El Gobierno estudia obligar a mostrar más grande el costo del crédito

La norma del Banco Central ya exige que el Costo Financiero Total aparezca con el doble de tamaño en un contrato y cinco veces más grande que la tasa en cualquier publicidad. La mora entre las familias llegó al 12,8% en junio.
El Costo Financiero Total es el número que dice cuánto vas a pagar de verdad cuando sacás un préstamo o comprás en cuotas. No es la tasa: es todo junto, con gastos, seguros y comisiones incluidos. Y hay una norma del Banco Central que desde hace años obliga a mostrarlo de una manera muy precisa.
En un contrato, un recibo o una nota de débito, la cifra del Costo Financiero Total y el signo de porcentaje tienen que estar identificados de forma legible y destacada. La regla da dos caminos: mostrarlos con un tamaño que sea al menos el doble del resto de la información, manteniendo la misma tipografía y sus proporciones, o resaltarlos con una fuente o un color distinto.
En la publicidad la exigencia es más dura. Ahí el Costo Financiero Total debe exhibirse en un color destacado y con un tamaño al menos cinco veces mayor que el usado para informar la tasa nominal anual. Vale para diarios, carteles, folletos, internet, radio y televisión. Y vale también cuando el que publica no es el banco sino un tercero: una inmobiliaria, una concesionaria, un supermercado o cualquier otro intermediario.
El contrato tiene que llevar además la tasa de interés anual pactada, expresada en porcentaje y con al menos un decimal; la tasa efectiva anual equivalente, también con un decimal; y si la tasa es fija o variable, con los parámetros de ajuste en el segundo caso.
Qué pide Bullrich
La senadora Patricia Bullrich planteó que en el caso de los bancos y las fintech las condiciones de los préstamos tendrían que quedar todavía más claras, para que nadie firme sin saber lo que va a pagar. A la salida de una sesión en el Congreso sostuvo que esas empresas deberían generar mecanismos concretos de refinanciación y hacerse cargo de los clientes que hoy no pueden cumplir.
En declaraciones televisivas fue más lejos y pidió un formato tomado de los alimentos: «Tiene que aparecer un cartel gigante como en la brutalidad de los etiquetados frontales», dijo, con un texto que diga cuánto termina pagando alguien que se endeuda por cien mil pesos.
La comparación se sostiene sola. Lo que Bullrich propone y lo que la norma vigente ya ordena apuntan al mismo lugar: que el número real no quede en letra chica. La diferencia está en el formato, no en el objetivo.
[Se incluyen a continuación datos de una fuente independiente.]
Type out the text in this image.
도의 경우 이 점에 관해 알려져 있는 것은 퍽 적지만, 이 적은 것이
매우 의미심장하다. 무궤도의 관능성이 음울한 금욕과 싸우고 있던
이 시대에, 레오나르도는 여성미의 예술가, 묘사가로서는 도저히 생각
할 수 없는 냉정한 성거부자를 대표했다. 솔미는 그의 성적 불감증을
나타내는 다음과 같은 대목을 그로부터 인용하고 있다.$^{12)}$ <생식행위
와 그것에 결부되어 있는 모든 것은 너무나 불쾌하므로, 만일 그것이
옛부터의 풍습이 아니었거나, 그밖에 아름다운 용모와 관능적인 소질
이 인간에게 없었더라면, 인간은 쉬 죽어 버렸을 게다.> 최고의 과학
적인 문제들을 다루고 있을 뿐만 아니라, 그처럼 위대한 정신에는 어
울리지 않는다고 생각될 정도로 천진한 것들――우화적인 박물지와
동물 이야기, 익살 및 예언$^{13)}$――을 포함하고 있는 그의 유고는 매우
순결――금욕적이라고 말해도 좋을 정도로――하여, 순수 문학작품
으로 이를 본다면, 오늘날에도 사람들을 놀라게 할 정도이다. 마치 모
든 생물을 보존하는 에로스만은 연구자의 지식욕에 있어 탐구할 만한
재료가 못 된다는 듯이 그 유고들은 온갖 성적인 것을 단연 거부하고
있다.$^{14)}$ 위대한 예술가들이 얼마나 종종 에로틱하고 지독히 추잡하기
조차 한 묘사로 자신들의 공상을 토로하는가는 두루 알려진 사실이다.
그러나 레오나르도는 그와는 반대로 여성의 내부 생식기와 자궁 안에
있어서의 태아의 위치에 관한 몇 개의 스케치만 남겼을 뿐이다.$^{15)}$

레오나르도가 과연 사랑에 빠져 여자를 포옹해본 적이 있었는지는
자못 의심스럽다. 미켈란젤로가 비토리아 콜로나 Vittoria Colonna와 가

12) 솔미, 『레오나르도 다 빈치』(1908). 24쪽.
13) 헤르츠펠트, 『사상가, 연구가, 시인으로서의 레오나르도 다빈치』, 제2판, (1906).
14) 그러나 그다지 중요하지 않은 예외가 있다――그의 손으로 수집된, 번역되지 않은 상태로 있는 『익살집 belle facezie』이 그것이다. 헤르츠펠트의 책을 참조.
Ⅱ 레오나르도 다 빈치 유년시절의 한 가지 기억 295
Qué dicen los datos del Banco Central
El informe sobre bancos que elabora el propio Banco Central muestra que en junio la morosidad del sistema financiero bajó levemente y quedó en 7,6% del total de préstamos otorgados al sector privado. Ese porcentaje mide qué proporción de los créditos no se está pagando en tiempo y forma, y abarca a personas y a empresas.
El número de las familias es otro y es más alto: 12,8%. Bajó en tarjetas de crédito y subió en préstamos personales y prendarios. Los dos datos no se contradicen. Miden universos distintos, y el promedio general queda más abajo porque incluye a las empresas.
Los datos son de junio. Hoy es septiembre y el Banco Central todavía no publicó los meses siguientes.
Sobre esa base, el Presidente sostiene su posición: el nivel de morosidad no representa un riesgo para el sistema financiero y el endeudamiento es un asunto entre privados, en el que el Estado no tiene que intervenir. Se niega a usar recursos del Presupuesto para asistir a quienes ya están en mora o a las empresas que dieron esos préstamos.
Según una versión periodística construida sobre fuentes que no fueron identificadas, Javier Milei estaría estudiando pedirle al titular del Banco Central, Santiago Bausili, que firme un comunicado modificando la norma que regula cómo se muestra el Costo Financiero Total. La misma versión indica que no hay ninguna definición tomada. Ningún funcionario lo confirmó con su nombre.
Una medida así desincentivaría tomar deuda nueva, pero no alcanzaría a quienes ya dejaron de pagar. Ese es el punto que reclama la oposición: el peronismo consiguió un principio de quórum en la Cámara de Diputados y busca forzar una sesión el 9 de septiembre para tratar o emplazar uno de los proyectos que piden intervención estatal en la refinanciación.
El martes hay reunión de Gabinete en la Casa Rosada. No participa el ministro de Economía, Luis Caputo, que está en Estados Unidos en la cumbre del G20 de Finanzas.
Mientras tanto, la regla que ya rige alcanza para algo concreto. Antes de firmar doce cuotas en un comercio o un préstamo personal, el número que hay que buscar no es la tasa: es el Costo Financiero Total, y por norma tiene que estar más grande que todo lo demás.